EGBERT: It was really – I mean, I wanted to mention it, particularly since it is such a demonstration of the pride and the extension of the Dutch population by [travel]… This is 1614. But it is the Dutch translation of the original Latin edition, which is 1610, and I have them both. … The prints are the same, more or less [in both editions]… The 1614, first-rate impressions. …
Another really great book, that is Karel van Mander … [Het] Schilder-Boeck. … I have three copies of it in the library. … two first editions, one extra illustrated … by the prints of Lampsonius. And there are about twelve prints, and they are portraits of Netherlandish, of Dutch, of Flemish, mainly Flemish 16th century artists. Vermeyen, Floris and so on. And they have been inserted in the book at the place where the text describes them. So when Karel van Mander comes to Vermeyen, then he puts the portrait [from] Lampsonius’ series in the book opposite the page that describes [Vermeyen]. …

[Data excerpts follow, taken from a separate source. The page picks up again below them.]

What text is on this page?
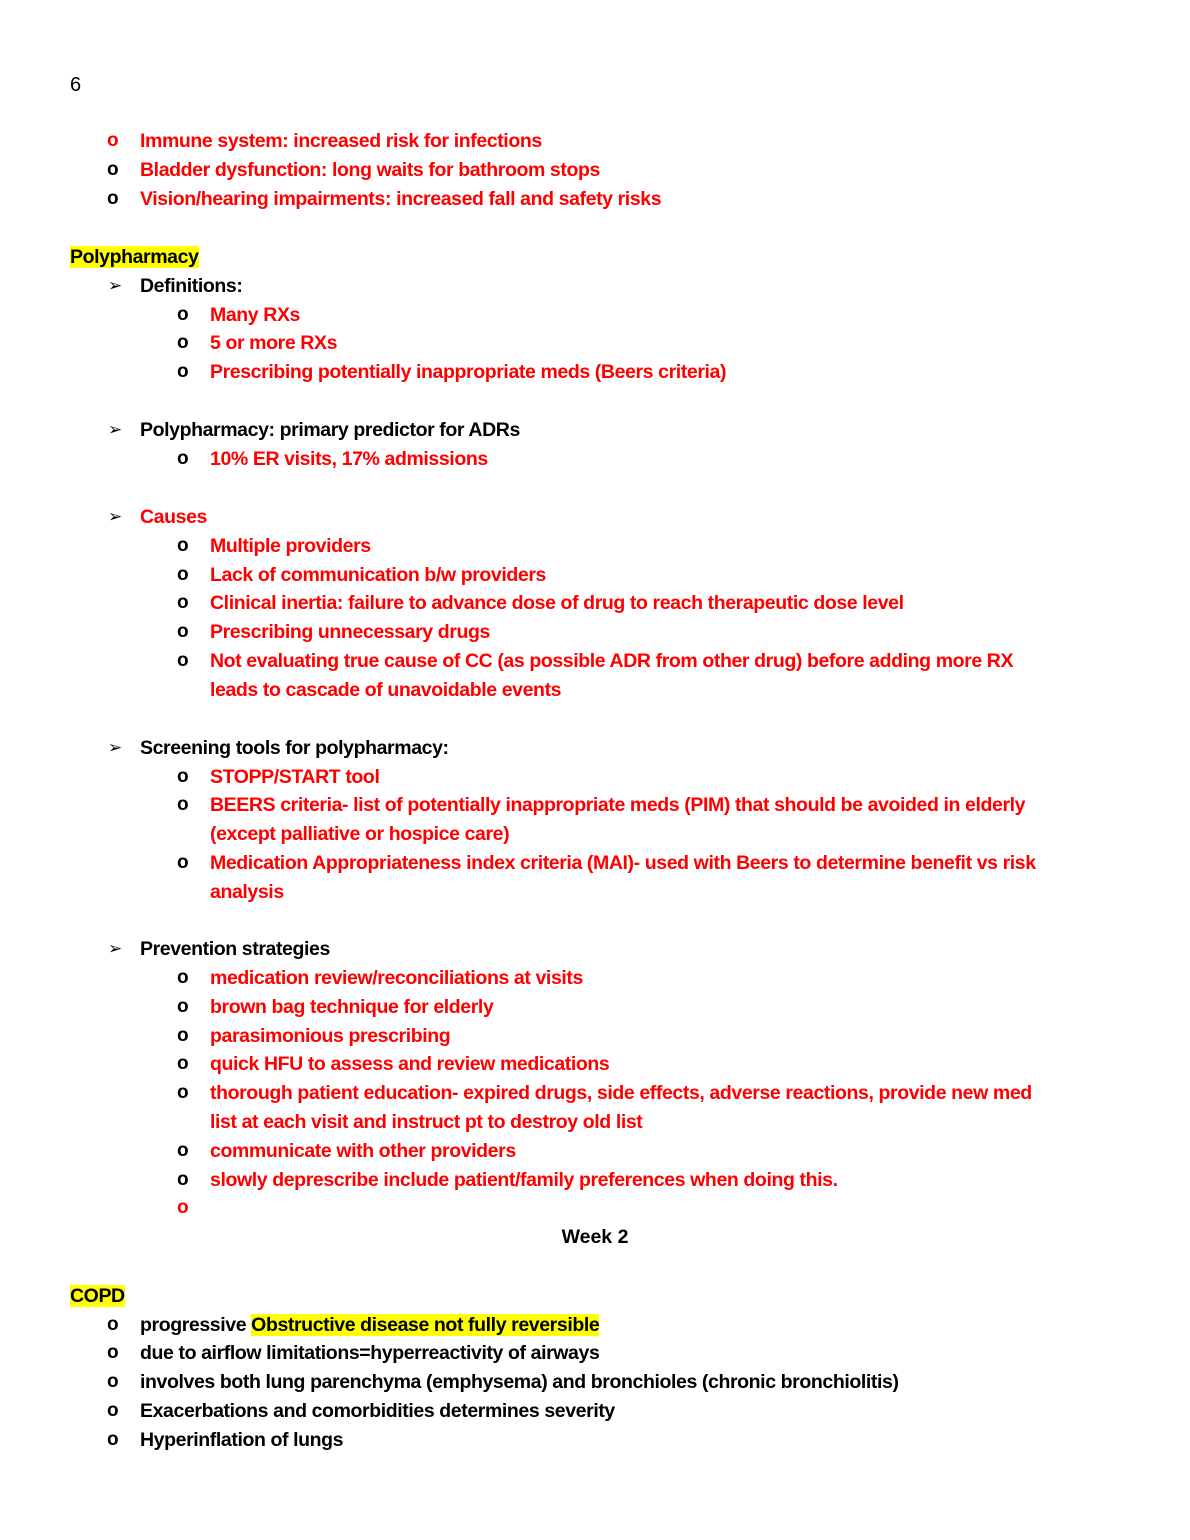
6
o Immune system: increased risk for infections
o Bladder dysfunction: long waits for bathroom stops
o Vision/hearing impairments: increased fall and safety risks
Polypharmacy
➢ Definitions:
o Many RXs
o 5 or more RXs
o Prescribing potentially inappropriate meds (Beers criteria)
➢ Polypharmacy: primary predictor for ADRs
o 10% ER visits, 17% admissions
➢ Causes
o Multiple providers
o Lack of communication b/w providers
o Clinical inertia: failure to advance dose of drug to reach therapeutic dose level
o Prescribing unnecessary drugs
o Not evaluating true cause of CC (as possible ADR from other drug) before adding more RX
leads to cascade of unavoidable events
➢ Screening tools for polypharmacy:
o STOPP/START tool
o BEERS criteria- list of potentially inappropriate meds (PIM) that should be avoided in elderly
(except palliative or hospice care)
o Medication Appropriateness index criteria (MAI)- used with Beers to determine benefit vs risk
analysis
➢ Prevention strategies
o medication review/reconciliations at visits
o brown bag technique for elderly
o parasimonious prescribing
o quick HFU to assess and review medications
o thorough patient education- expired drugs, side effects, adverse reactions, provide new med
list at each visit and instruct pt to destroy old list
o communicate with other providers
o slowly deprescribe include patient/family preferences when doing this.
o
Week 2
COPD
o progressive Obstructive disease not fully reversible
o due to airflow limitations=hyperreactivity of airways
o involves both lung parenchyma (emphysema) and bronchioles (chronic bronchiolitis)
o Exacerbations and comorbidities determines severity
o Hyperinflation of lungs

1572 is the first edition of the prints, and they’re very rare. And the book – I saw the book at the book dealers and realized that these were the first edition of the prints, but the book dealer didn’t know what he had, so I got this for a decent price. …
Another book that I have is a translation of Ovid’s Metamorphoses, a Dutch translation of 1657. That’s comparatively late, but the nice part of it is that it is just a book that was very popular for artists, because it has illustrations of Ovid’s Metamorphoses. …
So the book is 1657, a comparatively late edition, and not that rare … but in it, on the flyleaf … it says …”Bart — Barent Pietersz in de [Ryp] hoort dit boek toe.” In other words, Bart –
EIJK: He’s the owner.
EGBERT: … Now the situation is that Barent – Bart is [the painter] Barent Fabritius, who was a brother of Carel Fabritius, who lived in the [Ryp], the polder. He lived there, so he owned this book. … So … the fact that this is a popular handbook for artists, and you can imagine that Barent Fabritius … used it — I mean, that’s kind of fun.